Evolutionary Computation in High Energy Physics
Evolutionary Computation is a branch of computer science with which, traditionally, High Energy Physics has fewer connections. Its methods were investigated in this field, mainly for data analysis tasks. These methods and studies are, however, less known in the high energy physics community and this motivated us to prepare this lecture. The lecture presents a general overview of the main types of algorithms based on Evolutionary Computation, as well as a review of their applications in High Energy Physics.
💡 Research Summary
The paper provides a comprehensive overview of Evolutionary Computation (EC) and its applications within High Energy Physics (HEP).
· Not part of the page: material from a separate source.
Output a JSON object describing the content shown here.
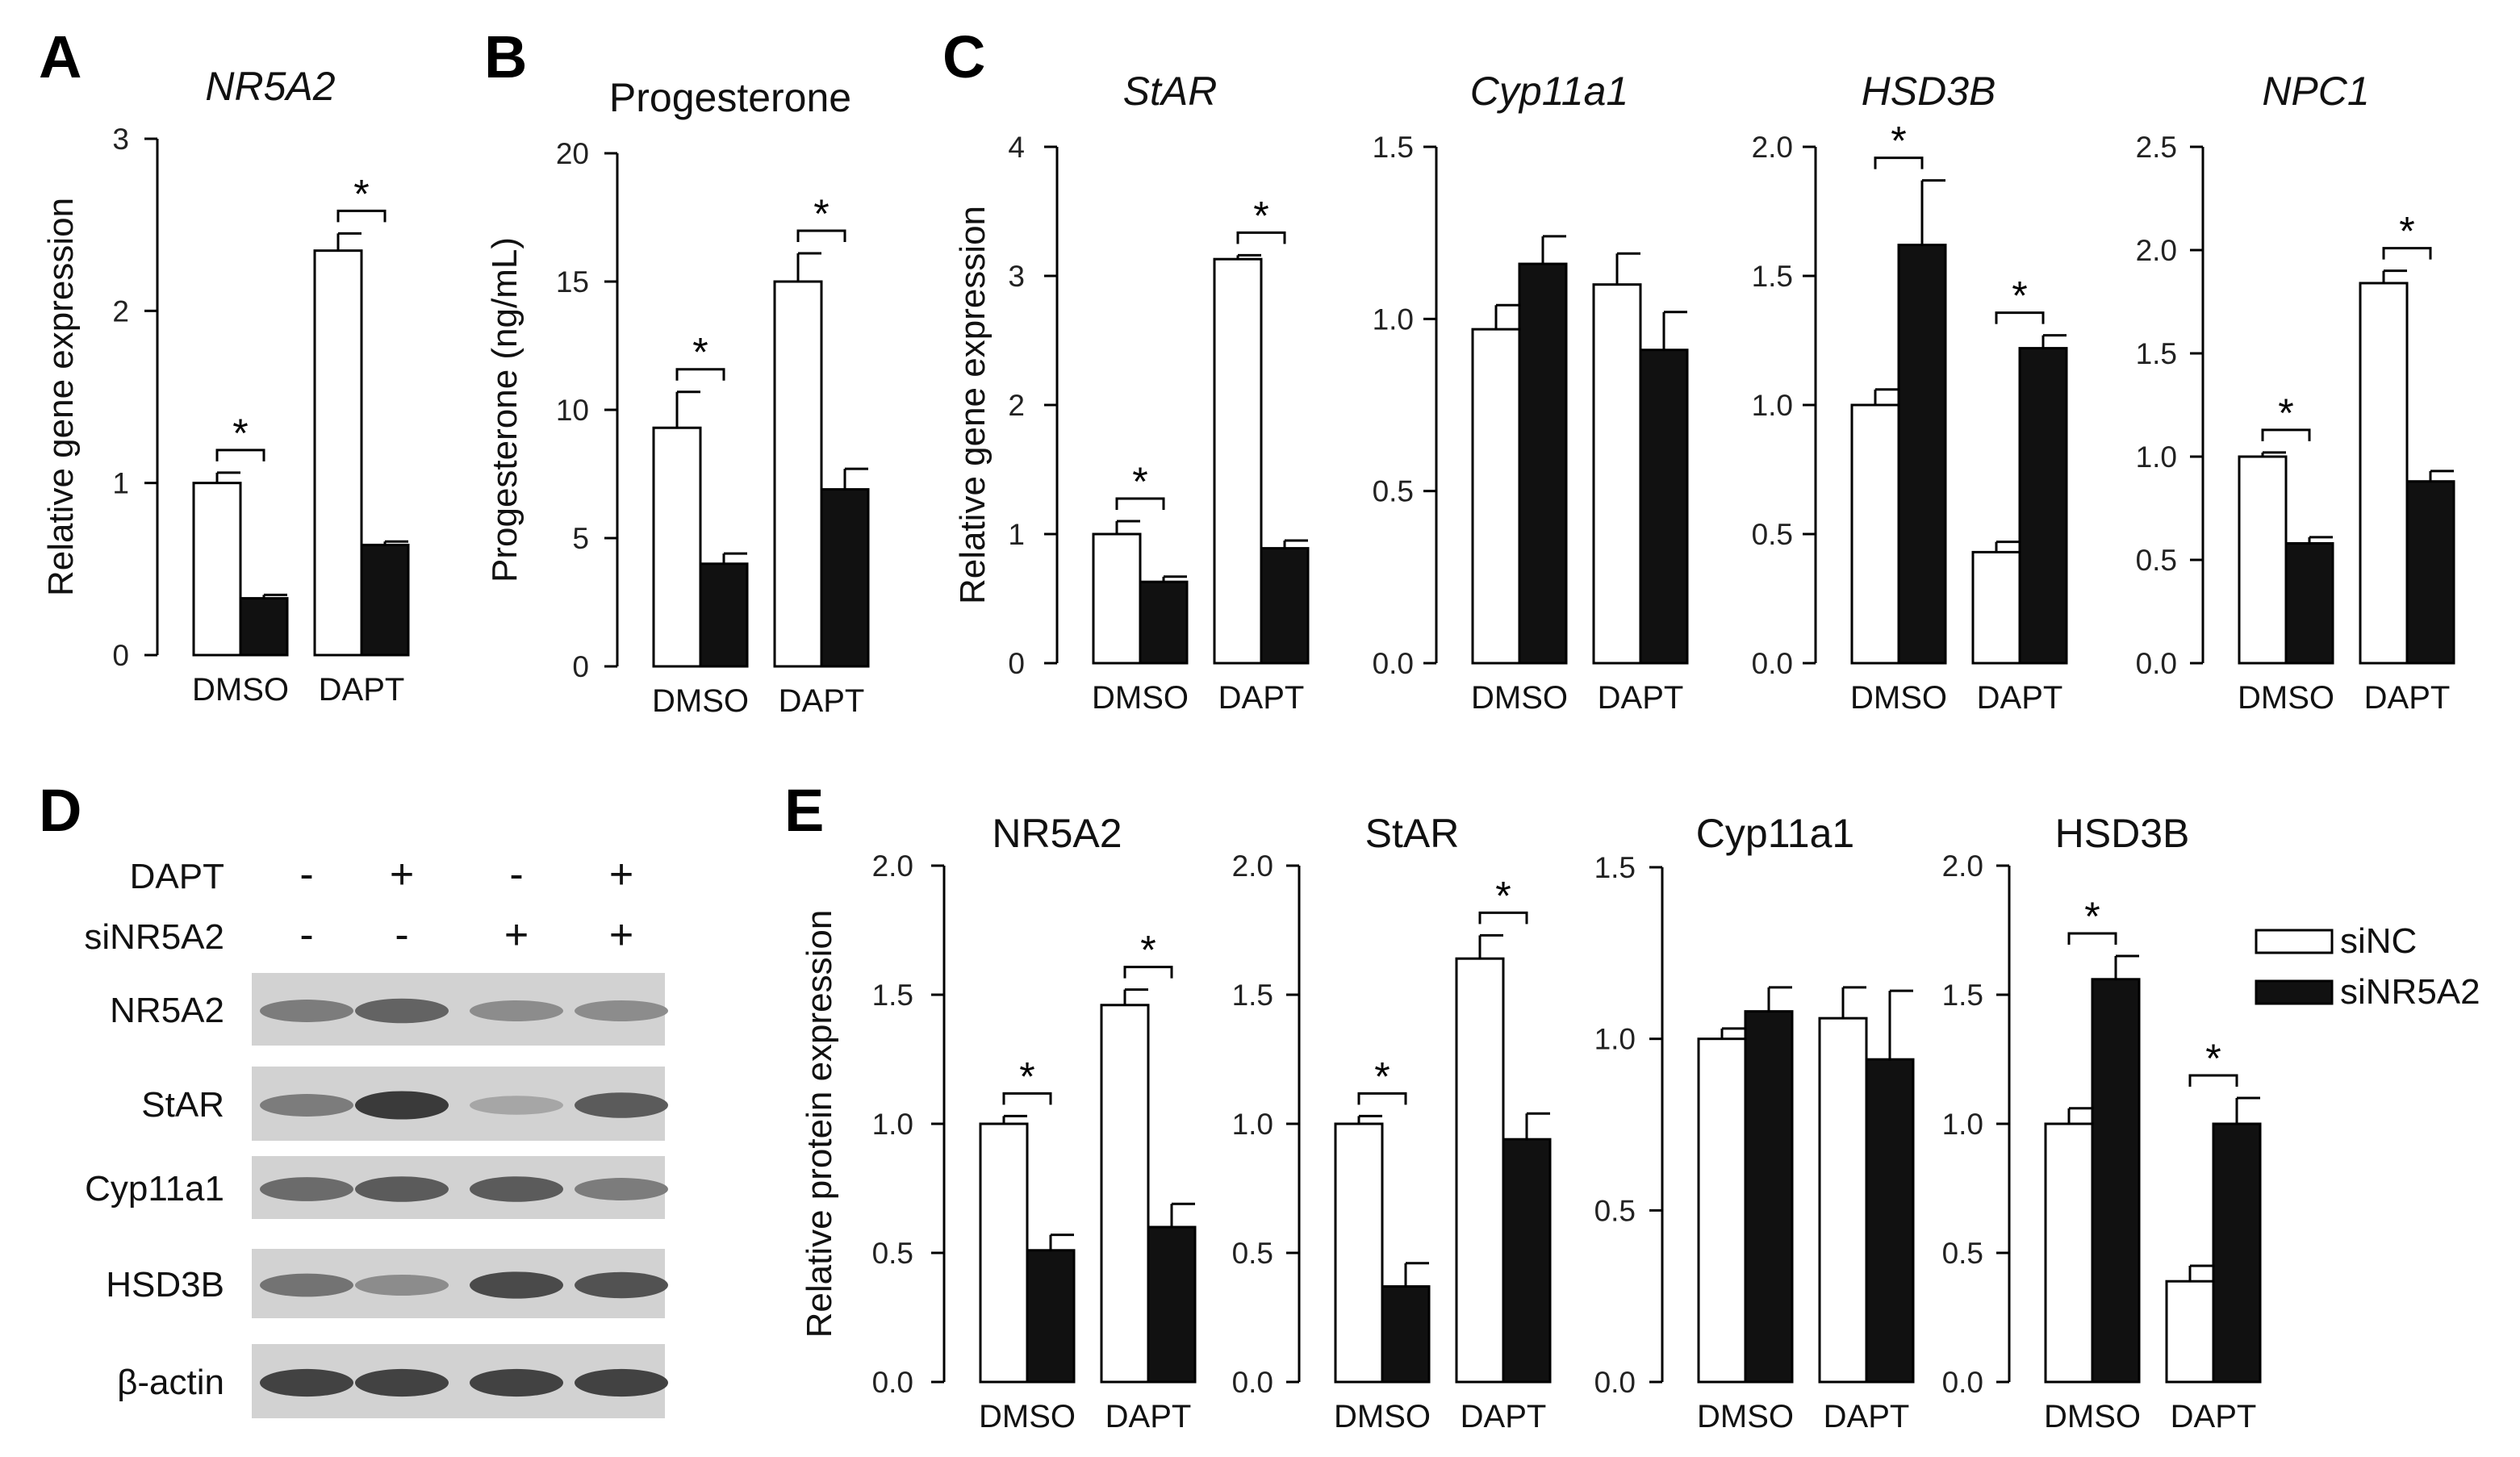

It begins by defining EC as a set of meta‑heuristic algorithms inspired by natural evolution, categorizing the main families as Genetic Algorithms (GA), Genetic Programming (GP), Evolutionary Strategies (ES), and Evolutionary Programming (EP), with newer hybrids such as Gene Expression Programming (GEP) also mentioned.
Section 2 details the generic structure of an evolutionary algorithm: random initialization of a population, evaluation of a problem‑specific fitness function, selection of individuals (via random, proportional/roulette‑wheel, or rank‑based methods), application of genetic operators (crossover, mutation, elitism), and generation of a new population. The loop repeats until a termination criterion—either a target fitness or a maximum number of generations—is satisfied. The authors stress that the most critical steps are problem definition, solution encoding, and fitness design, as these directly affect convergence speed and solution quality.
Section 3 focuses on Genetic Algorithms. GA traditionally uses fixed‑length binary strings, but extensions to integer, real‑valued, order‑based, and variable‑length encodings are discussed. Standard operators include one‑point and two‑point crossover and low‑probability mutation. In HEP, GA has been employed for large‑scale parameter optimisation and fitting tasks, both in experimental analyses (cut‑value optimisation for event selection, trigger optimisation, neural‑network parameter tuning) and phenomenological studies (optimising parameters of isobar models, SUSY model discrimination, lattice calculations). A notable example is the SUSY‑breaking model discrimination study, where a “relative distance” fitness function quantified the separation between mass spectra, indicating that sub‑percent measurement precision would be required to distinguish competing models.
Section 4 describes Evolutionary Strategies. ES augments each individual with a strategy parameter σ, typically the standard deviation of a Gaussian mutation distribution, allowing the algorithm to self‑adapt mutation step sizes. Early ES used only mutation; later variants incorporated crossover (both discrete and intermediate recombination). The paper cites a single HEP study where ES was applied to optimise event‑selection cuts and Dalitz‑plot parameters in BaBar analyses. Using the squared signal significance S²/(S+2B) as the fitness function, ES improved the significance by 19.4 % (Dₛ→φπ), 45 % (Dₛ→K*⁰K⁺), and 16 % (Dₛ→K⁰K) relative to manually tuned cuts. In a Dalitz‑plot fit of the reaction pγ→π⁰η (CB/ELSA data), ES optimised 16 MC weight parameters, achieving good agreement with experimental distributions.
Section 5 introduces Genetic Programming. GP evolves computer programs represented as tree‑structured S‑expressions (often in Lisp). The chromosome is a variable‑length tree composed of terminals (variables or constants) and functions (arithmetic, logical operators). Genetic operators are adapted to the tree representation: subtree crossover swaps sub‑trees between parents, while mutation replaces a node or subtree with a new randomly generated one, respecting syntactic constraints. The authors note that GP can generate many syntactically invalid trees, incurring computational waste, and that grammar‑aware variants have been developed to mitigate this.
In HEP, GP has been tested only recently. The FOCUS collaboration used GP to evolve event‑selection cuts for decays such as D⁺→K⁺π⁺π⁻, Λc→pK⁺π⁻, and Dₛ⁺→K⁺K⁺π⁻, constructing trees from physics variables, mathematical functions, and constants in prescribed ranges. A similar GP‑based study was performed for Higgs searches in ATLAS using simulated data. In both cases, the GP‑derived selection criteria achieved comparable or superior signal‑background discrimination relative to manually designed cuts.
The concluding discussion acknowledges that while EC techniques have demonstrated promising results in specific HEP problems, their adoption remains limited due to high computational demands and the need for careful problem‑specific tailoring. The authors argue that advances in computing power, improved fitness‑function design, and hybridisation with traditional optimisation methods will likely increase the relevance of EC in future HEP analyses. They also suggest that systematic benchmarking against conventional techniques and exploration of newer meta‑heuristics (e.g., Differential Evolution, Particle Swarm Optimisation) constitute important directions for further research.